Jeżeli nie akceptuję jakiegoś człowieka, nie mogę go znieść, to tym samym pokazuję, że nie akceptuję siebie i nie mogę siebie znieść. Jeżeli uciekam od kogoś, od czegoś, to tym samym pokazuję tylko, że uciekam od czegoś, co jest we mnie samym. Można by tak dłużej ciągnąć to porównanie. Chcę zasygnalizować tylko jedną kwestię: wszystko, co jest na zewnątrz, a co budzi we mnie coś negatywnego: negatywne uczucia, negatywne postawy pokazuje mi problem, który jest we mnie.

To prawda, że problemy są na zewnątrz, ludzie czynią zło itd., jednak jak to wszystko na mnie działa to jest już mój problem i moja praca nad sobą samym. Praca nad rozwiązaniem problemów z drugim człowiekiem, systemem itd., powinna punkt ciężkości mieć w mojej pracy nad sobą samym. Ja mam wypracować w sobie taką wolność, aby to, jak inni czynią, mówią, z całą ich toksycznością żeby mnie nie niszczyło. nie chodzi o to by ich zakneblować, zabić, unicestwić, ale żeby w sobie samym "wypracować" taką miłość, aby ona stała się dla mnie takim duchowym murem, chroniącym mnie przed toksycznością, która jest na zewnątrz.
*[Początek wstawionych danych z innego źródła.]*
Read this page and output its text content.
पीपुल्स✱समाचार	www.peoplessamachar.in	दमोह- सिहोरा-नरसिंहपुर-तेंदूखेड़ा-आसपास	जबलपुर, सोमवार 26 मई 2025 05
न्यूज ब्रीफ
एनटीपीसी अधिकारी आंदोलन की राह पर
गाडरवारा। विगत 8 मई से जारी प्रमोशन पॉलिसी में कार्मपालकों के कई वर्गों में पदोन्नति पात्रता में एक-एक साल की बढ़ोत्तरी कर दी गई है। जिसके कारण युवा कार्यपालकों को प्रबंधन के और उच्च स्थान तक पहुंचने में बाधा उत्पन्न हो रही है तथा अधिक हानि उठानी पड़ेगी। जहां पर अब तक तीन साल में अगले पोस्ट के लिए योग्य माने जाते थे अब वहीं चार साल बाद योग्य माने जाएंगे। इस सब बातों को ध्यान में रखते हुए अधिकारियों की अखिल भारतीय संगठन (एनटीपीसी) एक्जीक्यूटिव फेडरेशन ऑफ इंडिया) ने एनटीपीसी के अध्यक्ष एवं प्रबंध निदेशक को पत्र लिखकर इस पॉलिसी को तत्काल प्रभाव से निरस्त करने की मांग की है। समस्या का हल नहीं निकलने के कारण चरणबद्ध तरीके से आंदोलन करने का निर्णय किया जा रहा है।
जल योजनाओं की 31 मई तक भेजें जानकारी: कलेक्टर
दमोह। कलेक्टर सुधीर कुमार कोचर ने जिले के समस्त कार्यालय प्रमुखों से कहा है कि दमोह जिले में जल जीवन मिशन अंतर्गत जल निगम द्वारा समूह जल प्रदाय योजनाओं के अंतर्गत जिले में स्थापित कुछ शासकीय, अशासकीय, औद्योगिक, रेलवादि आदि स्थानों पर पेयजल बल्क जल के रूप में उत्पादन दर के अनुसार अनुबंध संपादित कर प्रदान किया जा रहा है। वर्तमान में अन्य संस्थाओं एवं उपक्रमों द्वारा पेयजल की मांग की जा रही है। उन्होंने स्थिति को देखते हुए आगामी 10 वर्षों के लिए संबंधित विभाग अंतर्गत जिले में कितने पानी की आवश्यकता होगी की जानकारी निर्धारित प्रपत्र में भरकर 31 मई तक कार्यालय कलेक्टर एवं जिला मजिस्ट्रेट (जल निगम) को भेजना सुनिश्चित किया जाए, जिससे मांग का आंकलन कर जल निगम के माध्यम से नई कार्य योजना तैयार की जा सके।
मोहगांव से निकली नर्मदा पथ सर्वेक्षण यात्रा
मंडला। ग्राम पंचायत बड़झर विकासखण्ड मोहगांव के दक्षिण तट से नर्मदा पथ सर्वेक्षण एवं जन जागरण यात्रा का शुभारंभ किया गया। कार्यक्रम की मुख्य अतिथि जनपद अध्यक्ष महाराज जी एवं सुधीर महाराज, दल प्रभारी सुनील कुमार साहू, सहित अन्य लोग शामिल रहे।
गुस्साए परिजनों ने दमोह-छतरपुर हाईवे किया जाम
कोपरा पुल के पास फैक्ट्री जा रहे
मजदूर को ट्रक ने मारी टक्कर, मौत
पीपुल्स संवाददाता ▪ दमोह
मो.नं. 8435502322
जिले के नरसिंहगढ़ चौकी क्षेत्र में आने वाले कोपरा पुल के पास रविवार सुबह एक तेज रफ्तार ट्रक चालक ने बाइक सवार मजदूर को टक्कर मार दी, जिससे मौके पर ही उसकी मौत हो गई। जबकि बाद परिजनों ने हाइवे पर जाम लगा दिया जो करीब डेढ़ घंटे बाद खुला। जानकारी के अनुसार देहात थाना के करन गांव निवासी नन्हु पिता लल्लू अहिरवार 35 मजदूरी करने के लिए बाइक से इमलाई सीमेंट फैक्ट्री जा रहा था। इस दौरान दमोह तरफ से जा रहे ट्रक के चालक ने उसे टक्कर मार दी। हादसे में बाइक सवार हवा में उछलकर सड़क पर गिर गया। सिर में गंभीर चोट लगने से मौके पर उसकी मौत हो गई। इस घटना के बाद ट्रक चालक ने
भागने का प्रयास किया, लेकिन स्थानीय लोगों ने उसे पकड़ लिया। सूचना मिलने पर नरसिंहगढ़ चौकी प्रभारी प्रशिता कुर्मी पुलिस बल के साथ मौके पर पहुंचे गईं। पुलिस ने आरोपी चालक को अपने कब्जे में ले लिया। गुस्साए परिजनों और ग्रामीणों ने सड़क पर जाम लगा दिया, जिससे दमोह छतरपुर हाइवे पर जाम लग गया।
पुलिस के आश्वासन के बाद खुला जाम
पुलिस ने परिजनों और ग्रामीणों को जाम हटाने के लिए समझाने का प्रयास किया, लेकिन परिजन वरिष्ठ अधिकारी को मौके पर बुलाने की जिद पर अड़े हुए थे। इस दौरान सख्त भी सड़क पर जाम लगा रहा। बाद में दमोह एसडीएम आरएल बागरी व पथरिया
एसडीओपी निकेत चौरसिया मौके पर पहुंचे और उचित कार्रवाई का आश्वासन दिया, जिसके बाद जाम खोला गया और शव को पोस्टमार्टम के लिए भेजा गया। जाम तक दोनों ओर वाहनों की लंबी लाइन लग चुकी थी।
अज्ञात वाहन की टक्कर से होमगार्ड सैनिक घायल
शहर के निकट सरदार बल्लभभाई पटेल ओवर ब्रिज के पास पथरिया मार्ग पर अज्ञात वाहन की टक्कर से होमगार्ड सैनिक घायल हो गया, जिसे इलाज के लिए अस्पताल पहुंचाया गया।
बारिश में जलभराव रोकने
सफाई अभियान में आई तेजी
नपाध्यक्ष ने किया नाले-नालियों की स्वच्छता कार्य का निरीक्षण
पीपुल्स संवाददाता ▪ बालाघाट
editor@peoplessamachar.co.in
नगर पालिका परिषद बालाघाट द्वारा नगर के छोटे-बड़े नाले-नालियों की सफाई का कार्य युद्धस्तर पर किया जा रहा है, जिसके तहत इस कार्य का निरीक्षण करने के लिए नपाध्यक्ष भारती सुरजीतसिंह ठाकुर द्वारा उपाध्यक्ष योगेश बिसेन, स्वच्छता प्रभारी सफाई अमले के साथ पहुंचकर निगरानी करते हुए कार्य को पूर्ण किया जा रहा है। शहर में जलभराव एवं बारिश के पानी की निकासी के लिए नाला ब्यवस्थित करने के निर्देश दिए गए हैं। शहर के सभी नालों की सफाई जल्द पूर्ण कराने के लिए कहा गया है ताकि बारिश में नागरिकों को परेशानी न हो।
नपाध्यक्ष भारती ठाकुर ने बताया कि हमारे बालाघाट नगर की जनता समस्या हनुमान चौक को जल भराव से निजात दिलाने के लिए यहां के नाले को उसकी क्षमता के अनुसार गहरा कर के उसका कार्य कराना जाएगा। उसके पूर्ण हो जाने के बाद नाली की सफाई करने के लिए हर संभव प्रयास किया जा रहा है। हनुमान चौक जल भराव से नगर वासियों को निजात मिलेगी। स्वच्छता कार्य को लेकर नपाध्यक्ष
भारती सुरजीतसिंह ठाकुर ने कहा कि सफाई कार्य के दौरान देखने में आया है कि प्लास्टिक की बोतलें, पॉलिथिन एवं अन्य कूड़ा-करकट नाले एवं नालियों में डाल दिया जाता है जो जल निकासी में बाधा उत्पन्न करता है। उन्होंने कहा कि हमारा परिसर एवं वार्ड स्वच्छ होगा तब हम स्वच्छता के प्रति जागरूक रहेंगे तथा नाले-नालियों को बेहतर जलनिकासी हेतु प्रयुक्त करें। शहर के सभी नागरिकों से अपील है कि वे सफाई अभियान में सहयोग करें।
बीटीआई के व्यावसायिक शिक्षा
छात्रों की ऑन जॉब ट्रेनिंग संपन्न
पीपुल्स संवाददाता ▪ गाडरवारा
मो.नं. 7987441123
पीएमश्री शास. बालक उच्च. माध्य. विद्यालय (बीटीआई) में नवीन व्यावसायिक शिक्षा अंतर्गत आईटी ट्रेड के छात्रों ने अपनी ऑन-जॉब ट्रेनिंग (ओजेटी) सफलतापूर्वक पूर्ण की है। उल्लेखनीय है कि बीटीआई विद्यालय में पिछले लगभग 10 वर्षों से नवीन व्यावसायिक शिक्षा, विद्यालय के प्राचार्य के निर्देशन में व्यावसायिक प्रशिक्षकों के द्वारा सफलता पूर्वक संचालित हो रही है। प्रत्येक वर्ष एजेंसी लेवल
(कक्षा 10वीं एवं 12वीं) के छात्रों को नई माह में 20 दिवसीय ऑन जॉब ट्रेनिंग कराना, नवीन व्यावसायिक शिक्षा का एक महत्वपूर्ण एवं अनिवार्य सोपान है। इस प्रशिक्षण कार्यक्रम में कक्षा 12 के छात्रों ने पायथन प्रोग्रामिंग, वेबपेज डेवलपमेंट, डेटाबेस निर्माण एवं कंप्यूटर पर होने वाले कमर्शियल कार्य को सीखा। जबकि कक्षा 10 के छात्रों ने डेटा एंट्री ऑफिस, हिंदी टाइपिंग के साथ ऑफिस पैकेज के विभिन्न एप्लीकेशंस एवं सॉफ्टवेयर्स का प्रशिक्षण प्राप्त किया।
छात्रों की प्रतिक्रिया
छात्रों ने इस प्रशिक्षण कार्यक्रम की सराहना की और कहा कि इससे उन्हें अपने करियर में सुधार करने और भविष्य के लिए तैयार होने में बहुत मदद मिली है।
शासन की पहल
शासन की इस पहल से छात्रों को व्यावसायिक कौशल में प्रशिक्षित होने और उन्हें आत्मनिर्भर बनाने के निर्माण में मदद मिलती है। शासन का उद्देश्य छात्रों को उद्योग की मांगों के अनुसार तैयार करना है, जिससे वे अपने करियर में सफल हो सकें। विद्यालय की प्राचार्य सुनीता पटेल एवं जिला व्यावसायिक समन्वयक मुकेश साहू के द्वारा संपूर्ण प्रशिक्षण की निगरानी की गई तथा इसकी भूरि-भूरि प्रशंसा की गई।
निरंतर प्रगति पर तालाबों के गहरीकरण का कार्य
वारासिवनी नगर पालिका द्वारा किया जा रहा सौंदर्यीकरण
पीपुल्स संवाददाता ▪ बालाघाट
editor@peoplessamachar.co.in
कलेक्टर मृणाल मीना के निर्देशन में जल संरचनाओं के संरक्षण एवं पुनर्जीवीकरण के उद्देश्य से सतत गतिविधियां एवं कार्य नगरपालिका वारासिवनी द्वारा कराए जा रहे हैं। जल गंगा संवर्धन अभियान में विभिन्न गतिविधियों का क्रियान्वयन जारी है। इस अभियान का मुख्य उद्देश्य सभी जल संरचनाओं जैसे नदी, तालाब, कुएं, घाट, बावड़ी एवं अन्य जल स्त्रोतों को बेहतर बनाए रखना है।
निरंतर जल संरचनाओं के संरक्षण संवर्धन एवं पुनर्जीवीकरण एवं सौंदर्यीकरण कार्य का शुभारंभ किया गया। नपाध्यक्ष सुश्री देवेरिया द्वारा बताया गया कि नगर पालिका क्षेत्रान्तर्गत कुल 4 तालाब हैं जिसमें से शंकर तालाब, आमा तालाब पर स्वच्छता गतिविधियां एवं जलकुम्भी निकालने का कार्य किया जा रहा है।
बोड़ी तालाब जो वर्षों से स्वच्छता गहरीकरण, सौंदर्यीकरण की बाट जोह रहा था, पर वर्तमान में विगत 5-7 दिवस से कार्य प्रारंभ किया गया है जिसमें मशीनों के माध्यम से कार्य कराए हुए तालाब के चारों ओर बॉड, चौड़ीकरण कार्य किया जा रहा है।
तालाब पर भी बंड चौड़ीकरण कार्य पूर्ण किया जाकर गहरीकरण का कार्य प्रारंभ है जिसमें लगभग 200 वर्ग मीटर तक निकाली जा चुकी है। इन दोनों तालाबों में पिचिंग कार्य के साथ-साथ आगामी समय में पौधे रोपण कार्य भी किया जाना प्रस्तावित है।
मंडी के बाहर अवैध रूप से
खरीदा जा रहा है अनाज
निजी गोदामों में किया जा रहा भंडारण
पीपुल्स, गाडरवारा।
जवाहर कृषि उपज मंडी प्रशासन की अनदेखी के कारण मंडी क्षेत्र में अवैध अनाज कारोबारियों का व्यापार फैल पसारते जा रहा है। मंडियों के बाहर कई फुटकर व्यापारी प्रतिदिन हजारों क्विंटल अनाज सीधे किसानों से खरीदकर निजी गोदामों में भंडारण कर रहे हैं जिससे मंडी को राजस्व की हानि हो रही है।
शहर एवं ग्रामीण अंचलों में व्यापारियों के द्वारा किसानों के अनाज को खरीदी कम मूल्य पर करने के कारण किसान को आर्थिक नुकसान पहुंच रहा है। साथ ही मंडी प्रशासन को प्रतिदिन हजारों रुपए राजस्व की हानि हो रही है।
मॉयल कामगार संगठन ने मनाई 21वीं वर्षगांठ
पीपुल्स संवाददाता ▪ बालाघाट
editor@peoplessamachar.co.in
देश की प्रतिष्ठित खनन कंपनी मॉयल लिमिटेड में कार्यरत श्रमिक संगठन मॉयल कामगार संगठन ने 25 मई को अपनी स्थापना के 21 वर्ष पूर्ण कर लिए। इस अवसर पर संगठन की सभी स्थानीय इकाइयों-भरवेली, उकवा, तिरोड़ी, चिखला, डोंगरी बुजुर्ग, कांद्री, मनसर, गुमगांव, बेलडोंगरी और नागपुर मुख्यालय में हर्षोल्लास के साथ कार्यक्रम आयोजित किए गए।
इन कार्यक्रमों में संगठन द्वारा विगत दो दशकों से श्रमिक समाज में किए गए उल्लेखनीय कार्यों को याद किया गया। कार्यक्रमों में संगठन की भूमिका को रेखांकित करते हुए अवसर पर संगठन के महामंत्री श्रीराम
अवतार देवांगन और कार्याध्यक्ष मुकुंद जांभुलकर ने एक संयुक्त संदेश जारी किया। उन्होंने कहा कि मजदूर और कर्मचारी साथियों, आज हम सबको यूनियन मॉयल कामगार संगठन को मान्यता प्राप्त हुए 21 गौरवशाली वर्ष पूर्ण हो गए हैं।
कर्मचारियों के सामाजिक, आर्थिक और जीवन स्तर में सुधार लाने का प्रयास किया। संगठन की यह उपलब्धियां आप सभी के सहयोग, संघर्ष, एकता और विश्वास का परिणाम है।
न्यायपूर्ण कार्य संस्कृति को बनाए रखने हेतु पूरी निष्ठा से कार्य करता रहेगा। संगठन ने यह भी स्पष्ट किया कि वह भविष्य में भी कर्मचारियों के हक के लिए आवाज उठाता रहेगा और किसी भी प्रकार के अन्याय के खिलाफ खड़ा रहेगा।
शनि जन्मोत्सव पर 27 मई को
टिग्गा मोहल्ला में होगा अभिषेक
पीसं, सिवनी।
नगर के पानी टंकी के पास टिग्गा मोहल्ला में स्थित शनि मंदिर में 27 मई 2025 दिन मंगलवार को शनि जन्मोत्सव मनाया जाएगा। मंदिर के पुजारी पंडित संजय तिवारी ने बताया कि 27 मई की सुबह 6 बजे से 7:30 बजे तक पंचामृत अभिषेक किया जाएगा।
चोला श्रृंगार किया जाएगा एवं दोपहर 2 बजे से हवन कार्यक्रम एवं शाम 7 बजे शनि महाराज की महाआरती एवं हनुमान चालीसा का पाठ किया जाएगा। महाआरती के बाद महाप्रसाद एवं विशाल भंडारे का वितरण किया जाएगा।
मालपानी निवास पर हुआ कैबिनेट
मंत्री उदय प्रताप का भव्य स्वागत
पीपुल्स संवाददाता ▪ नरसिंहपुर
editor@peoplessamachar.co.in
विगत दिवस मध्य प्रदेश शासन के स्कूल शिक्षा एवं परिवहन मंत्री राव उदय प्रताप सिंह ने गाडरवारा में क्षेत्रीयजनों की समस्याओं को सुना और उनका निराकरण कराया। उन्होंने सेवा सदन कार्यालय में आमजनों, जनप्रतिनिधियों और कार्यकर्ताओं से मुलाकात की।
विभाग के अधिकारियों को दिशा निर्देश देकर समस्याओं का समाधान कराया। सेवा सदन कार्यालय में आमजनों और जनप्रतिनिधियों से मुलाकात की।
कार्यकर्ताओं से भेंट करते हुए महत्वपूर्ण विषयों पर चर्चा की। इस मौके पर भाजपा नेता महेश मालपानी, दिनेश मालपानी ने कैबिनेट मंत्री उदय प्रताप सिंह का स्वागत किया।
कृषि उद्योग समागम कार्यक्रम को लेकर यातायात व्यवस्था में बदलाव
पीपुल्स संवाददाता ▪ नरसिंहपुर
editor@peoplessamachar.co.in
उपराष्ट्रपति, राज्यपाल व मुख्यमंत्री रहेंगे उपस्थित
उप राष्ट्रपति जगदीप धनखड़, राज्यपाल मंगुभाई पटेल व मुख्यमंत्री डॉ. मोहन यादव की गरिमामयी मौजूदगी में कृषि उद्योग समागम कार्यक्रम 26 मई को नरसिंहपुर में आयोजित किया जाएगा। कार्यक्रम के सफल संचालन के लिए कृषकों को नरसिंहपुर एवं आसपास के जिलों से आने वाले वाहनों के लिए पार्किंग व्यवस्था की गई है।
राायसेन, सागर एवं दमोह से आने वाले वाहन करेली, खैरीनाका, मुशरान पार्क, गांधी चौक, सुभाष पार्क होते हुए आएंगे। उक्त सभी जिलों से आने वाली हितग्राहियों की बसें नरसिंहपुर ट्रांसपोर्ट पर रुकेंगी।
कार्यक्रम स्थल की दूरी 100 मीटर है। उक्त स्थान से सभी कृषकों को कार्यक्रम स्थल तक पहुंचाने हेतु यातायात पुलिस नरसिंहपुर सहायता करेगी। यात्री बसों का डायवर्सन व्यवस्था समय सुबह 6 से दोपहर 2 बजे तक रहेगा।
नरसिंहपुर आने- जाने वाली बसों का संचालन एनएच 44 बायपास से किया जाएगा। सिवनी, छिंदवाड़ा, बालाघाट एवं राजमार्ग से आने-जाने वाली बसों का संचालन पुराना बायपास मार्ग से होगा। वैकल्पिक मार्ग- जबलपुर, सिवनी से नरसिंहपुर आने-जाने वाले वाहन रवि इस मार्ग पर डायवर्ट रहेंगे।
Jezus uczy wolności. Jego miłość jest Jego największą siłą. Nie używa potęgi fizycznej, potęgi zastępów anielskich. Wybiera niepozorną broń, która okazuje się największym Jego atutem - M I Ł O Ś Ć. Zbity, poniszczony, zachował w sobie miłość. Zobacz Jezusa w Ogrodzie Oliwnym, przed Piłatem, Kajfaszem, żołnierzami. zobacz Jezusa na krzyżu. Do końca zachowana godność, miłość i wolność. Oto człowiek. Oto zachowana godność. Oto nauczyciel wolności. My różnimy się od Niego tym, że w nas jest wewnętrzne pęknięcie, które powoduje rozbicie i podatność na nowe rozbicia. On jest nauczycielem scalenia. On jest nauczycielem godności, On jest nauczycielem relacji. Mistrz relacji, Mistrz komunikacji. Mistrz wewnętrznej wolności.